In Kochi, cashews, coir, timber was brought by rail to port before being shipped all over the world. Like karri from the south-west of Western Australia or rubber from Indonesia, these raw materials were often sent back to London, back to the metropolitan cities where value added industries thrived and people grew rich off the natural assets of distant places. Today, the economy here has changed and the arts, technology and service sectors are thriving. Lorries and planes have also become important in a way that makes our era different from previous ones. But trains still matter. People and goods still travel all over Kerala by train. 

Railway stations are one of the few places where you can change old currency for new. Speaking with a rail clerk, Divya, about demonetisation, I am struck by how she paints the scene. Her shifts have routinely involved overtime and the government has extended the hours during which people can swap currency. It is as busy as she has ever seen it. People will bring old 1000 rupee notes and buy the cheapest tickets just to get legible change, expecting 993 rupees back in useable currency. But the station often runs out of legal tender even with new instalments every hour. The lack of cash is starting to have consequences she can see. Divya says: 

People sleep at the railway station. They buy a ticket for a train in the morning and sleep overnight on the platform. There are about 10 to 20 regulars who live this way. They get ready for work in the railway toilets and off they go, every day. Because if you do this, if you get a ticket, you can sleep here, but the police will kick you if you are on the street, or you have to bribe them.  

For 7 rupees (8 cents) you can have a relatively quiet and legal place to rest your head. They might be chai wallahs or vadai makers. They might sell pots or plants. They might be day labourers. These are people who are already on the margins, but the number of people here has increased since the currency crisis. It is too early to say if this is because of demonetisation or if the informal economy is coming apart at the seams and the railway station is becoming a new home for those squeezed. Only time will tell given so much of India relies on the cash economy. 

Money does make the world go round, but in the messy, everyday interactions like buying a train ticket, this story helps us make sense of economics, politics and society. When you go to buy train tickets in Kochi, like everywhere else in India, you buy them from a person, you buy them from Divya, or Rahul or Rukmini or Sunil. This is not always the case and the Internet has changed commerce, but for the most part this exchange is in cash and face-to-face. There is a haphazard order to queuing, and the ticket sellers, all government employees, are friendly and efficient, but the pace is not hurried. If one is rushed, it is not uncommon to simply push in and get on with it.  

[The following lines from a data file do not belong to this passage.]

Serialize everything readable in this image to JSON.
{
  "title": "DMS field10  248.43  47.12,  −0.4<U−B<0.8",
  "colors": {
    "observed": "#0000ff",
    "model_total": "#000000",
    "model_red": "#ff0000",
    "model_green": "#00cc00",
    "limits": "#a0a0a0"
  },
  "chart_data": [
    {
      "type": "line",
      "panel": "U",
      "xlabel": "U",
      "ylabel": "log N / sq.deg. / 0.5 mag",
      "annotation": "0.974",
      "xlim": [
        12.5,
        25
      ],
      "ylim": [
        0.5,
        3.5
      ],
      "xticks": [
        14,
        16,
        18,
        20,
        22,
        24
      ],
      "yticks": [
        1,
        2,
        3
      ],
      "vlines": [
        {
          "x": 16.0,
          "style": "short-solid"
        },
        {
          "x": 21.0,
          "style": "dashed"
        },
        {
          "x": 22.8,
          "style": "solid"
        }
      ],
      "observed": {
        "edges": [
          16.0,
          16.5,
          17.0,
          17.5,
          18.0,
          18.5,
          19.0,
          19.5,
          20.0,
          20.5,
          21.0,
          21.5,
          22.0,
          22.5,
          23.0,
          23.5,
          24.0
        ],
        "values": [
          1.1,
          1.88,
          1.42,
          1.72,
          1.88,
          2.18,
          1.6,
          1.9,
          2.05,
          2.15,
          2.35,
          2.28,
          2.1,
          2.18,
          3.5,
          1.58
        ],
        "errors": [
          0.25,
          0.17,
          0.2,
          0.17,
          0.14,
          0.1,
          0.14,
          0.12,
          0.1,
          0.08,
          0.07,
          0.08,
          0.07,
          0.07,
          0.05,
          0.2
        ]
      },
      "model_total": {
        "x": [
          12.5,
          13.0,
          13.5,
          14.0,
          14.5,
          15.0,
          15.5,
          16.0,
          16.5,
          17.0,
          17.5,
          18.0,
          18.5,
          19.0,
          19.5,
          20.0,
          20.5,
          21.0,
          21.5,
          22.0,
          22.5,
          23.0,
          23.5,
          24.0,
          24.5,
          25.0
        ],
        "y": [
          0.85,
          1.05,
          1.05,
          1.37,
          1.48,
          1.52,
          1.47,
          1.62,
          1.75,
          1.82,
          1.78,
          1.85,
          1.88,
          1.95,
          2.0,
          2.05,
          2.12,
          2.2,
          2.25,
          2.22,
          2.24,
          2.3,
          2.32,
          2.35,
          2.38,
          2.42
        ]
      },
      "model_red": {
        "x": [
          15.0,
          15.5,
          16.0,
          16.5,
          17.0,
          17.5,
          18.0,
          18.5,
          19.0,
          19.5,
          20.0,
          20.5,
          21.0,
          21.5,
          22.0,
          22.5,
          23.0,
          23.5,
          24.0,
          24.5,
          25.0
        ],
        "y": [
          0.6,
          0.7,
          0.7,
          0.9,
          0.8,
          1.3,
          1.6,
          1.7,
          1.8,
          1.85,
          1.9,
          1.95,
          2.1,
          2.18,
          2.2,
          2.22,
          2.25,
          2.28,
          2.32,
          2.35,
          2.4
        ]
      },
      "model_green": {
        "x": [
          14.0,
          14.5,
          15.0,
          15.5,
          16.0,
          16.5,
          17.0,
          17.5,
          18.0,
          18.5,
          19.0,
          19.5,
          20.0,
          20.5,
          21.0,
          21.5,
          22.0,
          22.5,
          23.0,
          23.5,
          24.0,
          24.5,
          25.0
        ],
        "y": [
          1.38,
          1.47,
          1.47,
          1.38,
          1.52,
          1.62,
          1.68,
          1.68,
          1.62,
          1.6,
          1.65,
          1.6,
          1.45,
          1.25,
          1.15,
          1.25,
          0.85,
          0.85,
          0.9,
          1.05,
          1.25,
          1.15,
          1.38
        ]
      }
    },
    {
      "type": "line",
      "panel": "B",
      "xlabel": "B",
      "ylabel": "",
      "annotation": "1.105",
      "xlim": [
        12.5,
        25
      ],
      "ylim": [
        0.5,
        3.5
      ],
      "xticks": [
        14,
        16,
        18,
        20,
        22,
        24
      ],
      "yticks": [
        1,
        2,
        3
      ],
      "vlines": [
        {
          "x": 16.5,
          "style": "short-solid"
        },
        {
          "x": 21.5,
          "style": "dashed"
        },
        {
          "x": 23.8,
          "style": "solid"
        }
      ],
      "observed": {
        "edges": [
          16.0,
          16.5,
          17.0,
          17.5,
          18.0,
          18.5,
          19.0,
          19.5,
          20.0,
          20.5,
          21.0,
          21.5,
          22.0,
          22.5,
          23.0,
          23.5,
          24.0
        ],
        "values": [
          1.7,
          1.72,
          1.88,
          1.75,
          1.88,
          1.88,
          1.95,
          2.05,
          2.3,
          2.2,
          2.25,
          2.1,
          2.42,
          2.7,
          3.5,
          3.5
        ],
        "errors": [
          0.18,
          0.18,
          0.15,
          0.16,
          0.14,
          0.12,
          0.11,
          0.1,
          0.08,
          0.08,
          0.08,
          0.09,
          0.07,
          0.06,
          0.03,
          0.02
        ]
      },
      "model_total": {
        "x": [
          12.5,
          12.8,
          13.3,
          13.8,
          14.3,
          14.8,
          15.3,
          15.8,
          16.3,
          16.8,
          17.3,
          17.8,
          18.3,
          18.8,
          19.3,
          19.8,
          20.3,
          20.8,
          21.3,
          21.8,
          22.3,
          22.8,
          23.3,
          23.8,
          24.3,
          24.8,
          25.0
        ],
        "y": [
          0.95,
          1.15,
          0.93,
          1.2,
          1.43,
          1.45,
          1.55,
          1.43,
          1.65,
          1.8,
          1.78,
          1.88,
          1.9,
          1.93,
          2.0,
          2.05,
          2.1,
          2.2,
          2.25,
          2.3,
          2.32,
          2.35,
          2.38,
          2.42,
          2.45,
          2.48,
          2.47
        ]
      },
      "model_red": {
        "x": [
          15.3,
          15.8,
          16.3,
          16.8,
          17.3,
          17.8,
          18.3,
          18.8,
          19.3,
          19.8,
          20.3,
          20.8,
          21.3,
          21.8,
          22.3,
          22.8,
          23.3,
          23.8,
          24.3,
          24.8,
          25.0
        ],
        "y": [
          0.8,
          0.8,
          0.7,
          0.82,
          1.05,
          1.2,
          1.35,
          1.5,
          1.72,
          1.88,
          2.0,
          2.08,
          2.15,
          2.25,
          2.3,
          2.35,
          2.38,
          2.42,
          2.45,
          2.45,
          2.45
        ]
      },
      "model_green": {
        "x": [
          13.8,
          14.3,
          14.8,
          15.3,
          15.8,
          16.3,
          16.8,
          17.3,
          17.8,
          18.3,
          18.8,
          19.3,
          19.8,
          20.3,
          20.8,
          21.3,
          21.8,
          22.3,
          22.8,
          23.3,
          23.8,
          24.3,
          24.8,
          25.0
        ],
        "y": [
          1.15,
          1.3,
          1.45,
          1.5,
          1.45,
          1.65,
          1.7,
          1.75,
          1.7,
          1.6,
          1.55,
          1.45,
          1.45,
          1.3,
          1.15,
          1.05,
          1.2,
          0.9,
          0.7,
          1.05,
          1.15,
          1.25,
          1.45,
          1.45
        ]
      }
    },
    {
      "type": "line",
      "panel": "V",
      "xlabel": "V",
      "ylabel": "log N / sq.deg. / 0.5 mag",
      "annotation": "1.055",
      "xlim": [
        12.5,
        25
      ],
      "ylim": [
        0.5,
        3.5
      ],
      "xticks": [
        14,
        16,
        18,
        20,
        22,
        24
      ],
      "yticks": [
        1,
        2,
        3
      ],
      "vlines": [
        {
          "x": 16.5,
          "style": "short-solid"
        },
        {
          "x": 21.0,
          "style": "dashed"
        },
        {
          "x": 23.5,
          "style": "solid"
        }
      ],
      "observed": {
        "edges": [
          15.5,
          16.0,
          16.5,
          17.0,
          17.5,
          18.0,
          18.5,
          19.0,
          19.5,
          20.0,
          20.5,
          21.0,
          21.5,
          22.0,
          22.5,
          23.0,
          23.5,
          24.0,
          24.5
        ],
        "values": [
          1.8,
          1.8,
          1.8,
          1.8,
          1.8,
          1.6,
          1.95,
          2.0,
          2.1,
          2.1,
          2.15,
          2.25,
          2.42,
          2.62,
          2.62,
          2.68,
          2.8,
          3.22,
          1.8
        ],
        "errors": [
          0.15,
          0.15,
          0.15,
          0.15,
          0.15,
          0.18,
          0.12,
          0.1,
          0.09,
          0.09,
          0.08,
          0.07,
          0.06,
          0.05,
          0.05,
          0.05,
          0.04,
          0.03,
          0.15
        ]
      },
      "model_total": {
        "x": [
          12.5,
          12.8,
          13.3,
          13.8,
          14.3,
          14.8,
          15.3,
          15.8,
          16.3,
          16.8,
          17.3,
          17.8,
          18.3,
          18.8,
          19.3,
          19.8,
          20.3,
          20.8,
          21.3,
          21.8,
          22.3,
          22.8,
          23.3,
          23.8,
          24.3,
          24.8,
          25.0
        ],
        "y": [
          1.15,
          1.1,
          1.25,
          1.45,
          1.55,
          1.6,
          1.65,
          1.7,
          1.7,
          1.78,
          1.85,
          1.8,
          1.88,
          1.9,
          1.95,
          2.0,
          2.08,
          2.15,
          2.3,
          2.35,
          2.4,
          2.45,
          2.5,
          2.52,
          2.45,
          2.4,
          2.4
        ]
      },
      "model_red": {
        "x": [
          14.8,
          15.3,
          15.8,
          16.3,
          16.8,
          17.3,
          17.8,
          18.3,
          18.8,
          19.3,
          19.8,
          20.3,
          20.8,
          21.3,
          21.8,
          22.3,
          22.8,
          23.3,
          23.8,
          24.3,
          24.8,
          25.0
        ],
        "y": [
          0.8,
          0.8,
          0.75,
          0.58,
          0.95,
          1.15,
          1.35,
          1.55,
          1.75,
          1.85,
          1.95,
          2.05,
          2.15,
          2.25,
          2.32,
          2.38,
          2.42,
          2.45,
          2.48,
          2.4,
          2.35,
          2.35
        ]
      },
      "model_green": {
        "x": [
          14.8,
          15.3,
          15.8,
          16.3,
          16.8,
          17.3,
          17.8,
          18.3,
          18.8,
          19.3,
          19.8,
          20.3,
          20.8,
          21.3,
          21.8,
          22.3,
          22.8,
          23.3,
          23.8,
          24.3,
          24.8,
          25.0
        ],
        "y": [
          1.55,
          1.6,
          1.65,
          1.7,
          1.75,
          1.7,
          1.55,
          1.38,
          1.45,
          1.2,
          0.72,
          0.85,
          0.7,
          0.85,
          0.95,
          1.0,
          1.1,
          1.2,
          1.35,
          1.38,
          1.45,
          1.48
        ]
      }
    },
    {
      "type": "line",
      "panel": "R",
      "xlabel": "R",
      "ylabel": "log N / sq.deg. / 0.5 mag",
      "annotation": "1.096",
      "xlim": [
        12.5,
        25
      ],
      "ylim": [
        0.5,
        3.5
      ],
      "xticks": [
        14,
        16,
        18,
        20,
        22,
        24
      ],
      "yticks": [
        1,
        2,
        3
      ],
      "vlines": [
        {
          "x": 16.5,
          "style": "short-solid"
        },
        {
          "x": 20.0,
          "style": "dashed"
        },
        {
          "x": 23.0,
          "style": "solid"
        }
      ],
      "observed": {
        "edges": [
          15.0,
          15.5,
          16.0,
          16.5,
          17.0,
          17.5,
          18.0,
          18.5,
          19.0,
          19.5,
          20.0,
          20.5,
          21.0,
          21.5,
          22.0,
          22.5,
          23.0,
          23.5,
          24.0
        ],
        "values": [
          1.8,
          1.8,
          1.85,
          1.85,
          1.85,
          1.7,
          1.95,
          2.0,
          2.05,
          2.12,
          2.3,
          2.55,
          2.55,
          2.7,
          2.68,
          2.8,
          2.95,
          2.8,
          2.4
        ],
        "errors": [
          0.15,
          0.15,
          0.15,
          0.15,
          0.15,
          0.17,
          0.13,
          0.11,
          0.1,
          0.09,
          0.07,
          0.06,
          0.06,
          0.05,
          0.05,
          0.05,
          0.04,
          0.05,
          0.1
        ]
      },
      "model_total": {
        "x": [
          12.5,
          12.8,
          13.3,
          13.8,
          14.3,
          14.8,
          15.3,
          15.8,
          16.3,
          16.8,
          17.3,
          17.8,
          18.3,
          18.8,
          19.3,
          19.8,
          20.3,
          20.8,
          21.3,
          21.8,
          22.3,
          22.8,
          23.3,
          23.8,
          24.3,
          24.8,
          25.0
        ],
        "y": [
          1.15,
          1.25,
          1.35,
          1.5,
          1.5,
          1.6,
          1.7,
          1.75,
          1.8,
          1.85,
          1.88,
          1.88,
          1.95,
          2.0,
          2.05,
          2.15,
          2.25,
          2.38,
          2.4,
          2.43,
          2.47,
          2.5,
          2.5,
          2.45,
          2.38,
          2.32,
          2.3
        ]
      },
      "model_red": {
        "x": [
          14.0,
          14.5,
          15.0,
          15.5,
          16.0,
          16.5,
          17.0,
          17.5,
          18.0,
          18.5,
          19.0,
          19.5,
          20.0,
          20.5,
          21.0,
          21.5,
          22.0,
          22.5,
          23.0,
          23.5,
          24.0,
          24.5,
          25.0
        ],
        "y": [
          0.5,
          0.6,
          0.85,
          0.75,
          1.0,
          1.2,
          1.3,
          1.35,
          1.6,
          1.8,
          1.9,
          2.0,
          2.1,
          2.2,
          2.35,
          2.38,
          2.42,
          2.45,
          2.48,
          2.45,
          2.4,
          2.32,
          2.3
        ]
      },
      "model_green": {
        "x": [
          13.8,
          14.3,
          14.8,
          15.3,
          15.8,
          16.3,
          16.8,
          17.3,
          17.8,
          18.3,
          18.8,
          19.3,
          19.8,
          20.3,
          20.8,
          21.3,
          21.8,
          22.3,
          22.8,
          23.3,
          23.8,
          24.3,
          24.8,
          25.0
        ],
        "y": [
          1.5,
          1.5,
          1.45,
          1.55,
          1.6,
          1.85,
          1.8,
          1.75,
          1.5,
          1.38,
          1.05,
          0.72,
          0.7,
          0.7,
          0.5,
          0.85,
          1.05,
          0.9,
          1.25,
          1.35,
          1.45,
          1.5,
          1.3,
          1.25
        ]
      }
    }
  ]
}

But this feeling of a permanent ‘go-slow’ seems against a brutal ethos of efficiency, profit, growth. This might be due to the ‘large country town’ atmosphere of Kochi, or the political inclinations, which have a tendency to use strikes as a tactic against the productivity focused ‘bossman’. People, rail clerks included, take their time, which suggests they have other priorities. It seems that Kochi people work to live not the other way around. This attitude, so at odds with rootless capital, suggests there is more to the story than the trains that ply the Kerala west coast, a story larger than India itself, and something that extends right across the ocean if not to the world as a whole. It is a lesson in how to be and not simply as inheritors of a colonial infrastructure that extends into the mind as well.